Balita is the Chairman of the Philippine Chamber of Commerce of Industry in Quezon City and currently its National Chairman for Human Resource Development. He is also the president of the Asian Academy for Applied Entrepreneurship.

=== Broadcasting ===
After seeing his success with the Balik ‘Pinas Entrepinoy Program, Peter Musñgi, head of ABS-CBN's Manila Radio Division, invited him to be the guest host of "Radyo Negosyo". He eventually became the full-time host for the next 20 years, first on DZMM then on Teleradyo. On the program, he would promote and provide support for those running MSMEs.

In 2022, Balita launched his own television show, "Entrepinoy Revolution" on the SMNI.

In 2024, he will host the program "Positibong Balita" on DZXL.

=== Producing ===
In 2007, Balita produced his first film "Nars" by Adolfo Alix Jr. The film was well-received by the nursing community and enjoyed a favorable run in cinemas. In 2017, he produced the film "Maestra", a film by Lemuel Lorca about teachers. The film won several awards at the Five Continents International Film Festival. In 2023, he produced another film about nurses "'Siglo ng Kalinga", which starred real-life nurses.

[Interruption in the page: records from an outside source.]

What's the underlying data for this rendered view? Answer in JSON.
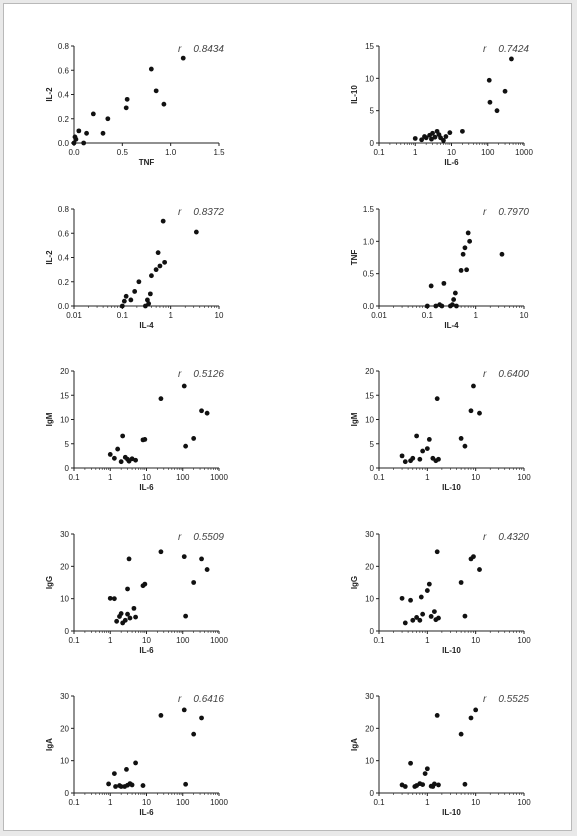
{
  "colors": {
    "frame_border": "#b9b9b9",
    "point": "#111111",
    "axis": "#222222"
  },
  "chart_data": [
    {
      "type": "scatter",
      "xlabel": "TNF",
      "ylabel": "IL-2",
      "xscale": "linear",
      "xlim": [
        0,
        1.5
      ],
      "ylim": [
        0,
        0.8
      ],
      "xticks": [
        "0.0",
        "0.5",
        "1.0",
        "1.5"
      ],
      "yticks": [
        "0.0",
        "0.2",
        "0.4",
        "0.6",
        "0.8"
      ],
      "yticks_values": [
        0,
        0.2,
        0.4,
        0.6,
        0.8
      ],
      "xticks_values": [
        0,
        0.5,
        1.0,
        1.5
      ],
      "r_label": "r",
      "r_value": "0.8434",
      "points": [
        [
          0.0,
          0.0
        ],
        [
          0.01,
          0.05
        ],
        [
          0.02,
          0.03
        ],
        [
          0.05,
          0.1
        ],
        [
          0.1,
          0.0
        ],
        [
          0.13,
          0.08
        ],
        [
          0.2,
          0.24
        ],
        [
          0.3,
          0.08
        ],
        [
          0.35,
          0.2
        ],
        [
          0.54,
          0.29
        ],
        [
          0.55,
          0.36
        ],
        [
          0.8,
          0.61
        ],
        [
          0.85,
          0.43
        ],
        [
          0.93,
          0.32
        ],
        [
          1.13,
          0.7
        ]
      ]
    },
    {
      "type": "scatter",
      "xlabel": "IL-6",
      "ylabel": "IL-10",
      "xscale": "log",
      "xlim": [
        0.1,
        1000
      ],
      "ylim": [
        0,
        15
      ],
      "xticks": [
        "0.1",
        "1",
        "10",
        "100",
        "1000"
      ],
      "yticks": [
        "0",
        "5",
        "10",
        "15"
      ],
      "yticks_values": [
        0,
        5,
        10,
        15
      ],
      "xticks_values": [
        0.1,
        1,
        10,
        100,
        1000
      ],
      "r_label": "r",
      "r_value": "0.7424",
      "points": [
        [
          1,
          0.7
        ],
        [
          1.5,
          0.5
        ],
        [
          1.8,
          1.0
        ],
        [
          2,
          0.8
        ],
        [
          2.5,
          1.2
        ],
        [
          2.8,
          0.6
        ],
        [
          3,
          1.5
        ],
        [
          3.5,
          0.9
        ],
        [
          4,
          1.8
        ],
        [
          4.5,
          1.3
        ],
        [
          5,
          0.8
        ],
        [
          6,
          0.4
        ],
        [
          7,
          1.0
        ],
        [
          9,
          1.6
        ],
        [
          20,
          1.8
        ],
        [
          110,
          9.7
        ],
        [
          115,
          6.3
        ],
        [
          180,
          5.0
        ],
        [
          300,
          8.0
        ],
        [
          450,
          13.0
        ]
      ]
    },
    {
      "type": "scatter",
      "xlabel": "IL-4",
      "ylabel": "IL-2",
      "xscale": "log",
      "xlim": [
        0.01,
        10
      ],
      "ylim": [
        0,
        0.8
      ],
      "xticks": [
        "0.01",
        "0.1",
        "1",
        "10"
      ],
      "yticks": [
        "0.0",
        "0.2",
        "0.4",
        "0.6",
        "0.8"
      ],
      "yticks_values": [
        0,
        0.2,
        0.4,
        0.6,
        0.8
      ],
      "xticks_values": [
        0.01,
        0.1,
        1,
        10
      ],
      "r_label": "r",
      "r_value": "0.8372",
      "points": [
        [
          0.1,
          0.0
        ],
        [
          0.11,
          0.04
        ],
        [
          0.12,
          0.08
        ],
        [
          0.15,
          0.05
        ],
        [
          0.18,
          0.12
        ],
        [
          0.22,
          0.2
        ],
        [
          0.3,
          0.0
        ],
        [
          0.33,
          0.05
        ],
        [
          0.35,
          0.02
        ],
        [
          0.38,
          0.1
        ],
        [
          0.4,
          0.25
        ],
        [
          0.5,
          0.3
        ],
        [
          0.55,
          0.44
        ],
        [
          0.6,
          0.33
        ],
        [
          0.7,
          0.7
        ],
        [
          0.75,
          0.36
        ],
        [
          3.4,
          0.61
        ]
      ]
    },
    {
      "type": "scatter",
      "xlabel": "IL-4",
      "ylabel": "TNF",
      "xscale": "log",
      "xlim": [
        0.01,
        10
      ],
      "ylim": [
        0,
        1.5
      ],
      "xticks": [
        "0.01",
        "0.1",
        "1",
        "10"
      ],
      "yticks": [
        "0.0",
        "0.5",
        "1.0",
        "1.5"
      ],
      "yticks_values": [
        0,
        0.5,
        1.0,
        1.5
      ],
      "xticks_values": [
        0.01,
        0.1,
        1,
        10
      ],
      "r_label": "r",
      "r_value": "0.7970",
      "points": [
        [
          0.1,
          0.0
        ],
        [
          0.12,
          0.31
        ],
        [
          0.15,
          0.0
        ],
        [
          0.18,
          0.02
        ],
        [
          0.2,
          0.0
        ],
        [
          0.22,
          0.35
        ],
        [
          0.3,
          0.0
        ],
        [
          0.33,
          0.02
        ],
        [
          0.35,
          0.1
        ],
        [
          0.38,
          0.2
        ],
        [
          0.4,
          0.0
        ],
        [
          0.5,
          0.55
        ],
        [
          0.55,
          0.8
        ],
        [
          0.6,
          0.9
        ],
        [
          0.65,
          0.56
        ],
        [
          0.7,
          1.13
        ],
        [
          0.75,
          1.0
        ],
        [
          3.5,
          0.8
        ]
      ]
    },
    {
      "type": "scatter",
      "xlabel": "IL-6",
      "ylabel": "IgM",
      "xscale": "log",
      "xlim": [
        0.1,
        1000
      ],
      "ylim": [
        0,
        20
      ],
      "xticks": [
        "0.1",
        "1",
        "10",
        "100",
        "1000"
      ],
      "yticks": [
        "0",
        "5",
        "10",
        "15",
        "20"
      ],
      "yticks_values": [
        0,
        5,
        10,
        15,
        20
      ],
      "xticks_values": [
        0.1,
        1,
        10,
        100,
        1000
      ],
      "r_label": "r",
      "r_value": "0.5126",
      "points": [
        [
          1,
          2.8
        ],
        [
          1.3,
          2.0
        ],
        [
          1.6,
          3.9
        ],
        [
          2,
          1.3
        ],
        [
          2.2,
          6.6
        ],
        [
          2.6,
          2.2
        ],
        [
          3,
          1.8
        ],
        [
          3.3,
          1.4
        ],
        [
          4,
          1.9
        ],
        [
          5,
          1.6
        ],
        [
          8,
          5.8
        ],
        [
          9,
          5.9
        ],
        [
          25,
          14.3
        ],
        [
          110,
          16.9
        ],
        [
          120,
          4.5
        ],
        [
          200,
          6.1
        ],
        [
          330,
          11.8
        ],
        [
          470,
          11.3
        ]
      ]
    },
    {
      "type": "scatter",
      "xlabel": "IL-10",
      "ylabel": "IgM",
      "xscale": "log",
      "xlim": [
        0.1,
        100
      ],
      "ylim": [
        0,
        20
      ],
      "xticks": [
        "0.1",
        "1",
        "10",
        "100"
      ],
      "yticks": [
        "0",
        "5",
        "10",
        "15",
        "20"
      ],
      "yticks_values": [
        0,
        5,
        10,
        15,
        20
      ],
      "xticks_values": [
        0.1,
        1,
        10,
        100
      ],
      "r_label": "r",
      "r_value": "0.6400",
      "points": [
        [
          0.3,
          2.5
        ],
        [
          0.35,
          1.3
        ],
        [
          0.45,
          1.5
        ],
        [
          0.5,
          2.0
        ],
        [
          0.6,
          6.6
        ],
        [
          0.7,
          1.8
        ],
        [
          0.8,
          3.5
        ],
        [
          1,
          4.0
        ],
        [
          1.1,
          5.9
        ],
        [
          1.3,
          2.0
        ],
        [
          1.5,
          1.5
        ],
        [
          1.6,
          14.3
        ],
        [
          1.7,
          1.8
        ],
        [
          5,
          6.1
        ],
        [
          6,
          4.5
        ],
        [
          8,
          11.8
        ],
        [
          9,
          16.9
        ],
        [
          12,
          11.3
        ]
      ]
    },
    {
      "type": "scatter",
      "xlabel": "IL-6",
      "ylabel": "IgG",
      "xscale": "log",
      "xlim": [
        0.1,
        1000
      ],
      "ylim": [
        0,
        30
      ],
      "xticks": [
        "0.1",
        "1",
        "10",
        "100",
        "1000"
      ],
      "yticks": [
        "0",
        "10",
        "20",
        "30"
      ],
      "yticks_values": [
        0,
        10,
        20,
        30
      ],
      "xticks_values": [
        0.1,
        1,
        10,
        100,
        1000
      ],
      "r_label": "r",
      "r_value": "0.5509",
      "points": [
        [
          1,
          10.1
        ],
        [
          1.3,
          10.0
        ],
        [
          1.5,
          3.0
        ],
        [
          1.8,
          4.5
        ],
        [
          2,
          5.4
        ],
        [
          2.2,
          2.5
        ],
        [
          2.6,
          3.3
        ],
        [
          3,
          5.2
        ],
        [
          3,
          13.0
        ],
        [
          3.3,
          22.3
        ],
        [
          3.5,
          4.0
        ],
        [
          4.5,
          7.0
        ],
        [
          5,
          4.3
        ],
        [
          8,
          14.0
        ],
        [
          9,
          14.5
        ],
        [
          25,
          24.5
        ],
        [
          110,
          23.0
        ],
        [
          120,
          4.6
        ],
        [
          200,
          15.0
        ],
        [
          330,
          22.3
        ],
        [
          470,
          19.0
        ]
      ]
    },
    {
      "type": "scatter",
      "xlabel": "IL-10",
      "ylabel": "IgG",
      "xscale": "log",
      "xlim": [
        0.1,
        100
      ],
      "ylim": [
        0,
        30
      ],
      "xticks": [
        "0.1",
        "1",
        "10",
        "100"
      ],
      "yticks": [
        "0",
        "10",
        "20",
        "30"
      ],
      "yticks_values": [
        0,
        10,
        20,
        30
      ],
      "xticks_values": [
        0.1,
        1,
        10,
        100
      ],
      "r_label": "r",
      "r_value": "0.4320",
      "points": [
        [
          0.3,
          10.1
        ],
        [
          0.35,
          2.5
        ],
        [
          0.45,
          9.5
        ],
        [
          0.5,
          3.3
        ],
        [
          0.6,
          4.2
        ],
        [
          0.7,
          3.3
        ],
        [
          0.75,
          10.5
        ],
        [
          0.8,
          5.2
        ],
        [
          1,
          12.5
        ],
        [
          1.1,
          14.5
        ],
        [
          1.2,
          4.5
        ],
        [
          1.4,
          6.0
        ],
        [
          1.5,
          3.5
        ],
        [
          1.6,
          24.5
        ],
        [
          1.7,
          4.0
        ],
        [
          5,
          15.0
        ],
        [
          6,
          4.6
        ],
        [
          8,
          22.3
        ],
        [
          9,
          23.0
        ],
        [
          12,
          19.0
        ]
      ]
    },
    {
      "type": "scatter",
      "xlabel": "IL-6",
      "ylabel": "IgA",
      "xscale": "log",
      "xlim": [
        0.1,
        1000
      ],
      "ylim": [
        0,
        30
      ],
      "xticks": [
        "0.1",
        "1",
        "10",
        "100",
        "1000"
      ],
      "yticks": [
        "0",
        "10",
        "20",
        "30"
      ],
      "yticks_values": [
        0,
        10,
        20,
        30
      ],
      "xticks_values": [
        0.1,
        1,
        10,
        100,
        1000
      ],
      "r_label": "r",
      "r_value": "0.6416",
      "points": [
        [
          0.9,
          2.8
        ],
        [
          1.3,
          6.0
        ],
        [
          1.4,
          2.0
        ],
        [
          1.8,
          2.3
        ],
        [
          2,
          2.0
        ],
        [
          2.5,
          2.0
        ],
        [
          2.8,
          7.3
        ],
        [
          3,
          2.4
        ],
        [
          3.5,
          2.9
        ],
        [
          4,
          2.5
        ],
        [
          5,
          9.3
        ],
        [
          8,
          2.3
        ],
        [
          25,
          24.0
        ],
        [
          110,
          25.7
        ],
        [
          120,
          2.7
        ],
        [
          200,
          18.2
        ],
        [
          330,
          23.2
        ]
      ]
    },
    {
      "type": "scatter",
      "xlabel": "IL-10",
      "ylabel": "IgA",
      "xscale": "log",
      "xlim": [
        0.1,
        100
      ],
      "ylim": [
        0,
        30
      ],
      "xticks": [
        "0.1",
        "1",
        "10",
        "100"
      ],
      "yticks": [
        "0",
        "10",
        "20",
        "30"
      ],
      "yticks_values": [
        0,
        10,
        20,
        30
      ],
      "xticks_values": [
        0.1,
        1,
        10,
        100
      ],
      "r_label": "r",
      "r_value": "0.5525",
      "points": [
        [
          0.3,
          2.5
        ],
        [
          0.35,
          2.0
        ],
        [
          0.45,
          9.2
        ],
        [
          0.55,
          2.0
        ],
        [
          0.6,
          2.3
        ],
        [
          0.7,
          2.9
        ],
        [
          0.8,
          2.6
        ],
        [
          0.9,
          6.0
        ],
        [
          1,
          7.5
        ],
        [
          1.2,
          2.1
        ],
        [
          1.3,
          2.0
        ],
        [
          1.4,
          2.8
        ],
        [
          1.6,
          24.0
        ],
        [
          1.7,
          2.5
        ],
        [
          5,
          18.2
        ],
        [
          6,
          2.7
        ],
        [
          8,
          23.2
        ],
        [
          10,
          25.7
        ]
      ]
    }
  ]
}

Balita is also a music producer. In 2007, he released a compilation album of motivational songs called "iDream" that featured Jamie Rivera, Bituin Escalante, Karylle, Luke Mejares, Raymond Lauchengco, and more. In 2023, he produced David Pomeranz's "Coming Home" tour.

=== Writing ===
Balita has written four books and has published 53 reviewers, some of which authored as well. Among the reviewers he has published include the best-selling "The Ultimate Learning Guide to Nursing Review" and "Ultimate Testing Guide to Nursing Review". In 2008, he launched "Theoretical Foundations in Nursing: The Philippine Perspective". On December 20, 2010, he published his self-help book "Prosperity", which featured a foreword from journalist Karen Davila and an epilogue from businesswoman Socorro Ramos. Another one of his books, "Entrepreneur in 12 Days", was also a best-seller.

From 2021 to 2023, Balita wrote opinion columns for BusinessMirror. From 2023 up to the present, he is writing opinion columns for The Manila Times.

=== Politics ===
Balita ran for the Senate of the Philippines, under the party and coalition Aksyon Demokratiko, the slate of Isko Moreno during the 2022 elections. Initially, he was reluctant to run, but was convinced by Moreno after he personally visited Carl's home and asked for his family's blessing to campaign. He was also inspired by the party's founder Raul Roco, an educator, and by Jimmy Galvez-Tan, one of the party's first officers and a health professional as well. His campaign focused on three platforms: Kalusugan (health), Kabuhayan (livelihood) and Karunungan (education). He, however, lost, finishing only on the 30th place, with 3,700,143 votes or 6.70 percent.

== Awards ==

- 2009 KBP Golden Dove Awards - Best Public Service Host
- 2013 UPLB Gandingan Awards - Gandingan ng Kabuhayan
- 2018 NCST Dangal ng Bayan Awards - Media Excellence Award for Radio Broadcasting
- 2019 NCST Dangal ng Bayan Awards - Media Excellence Award for Radio Broadcasting

== Personal life ==
Balita is married to a medical practitioner. Together they have four children and own the Little Lambs Kiddie Spa & Clinic. His eldest daughter Lyca is a lawyer.

In 2011, Balita lost his van to carnappers, highlighting a series of high-profile carnapping incidents in the country.

Balita had his own band, The Retromaniacs, that performed at charity events. The former members of his band included Dr. Minguita Padilla and Larry Gadon, who would both go on to run for senator during the 2022 elections.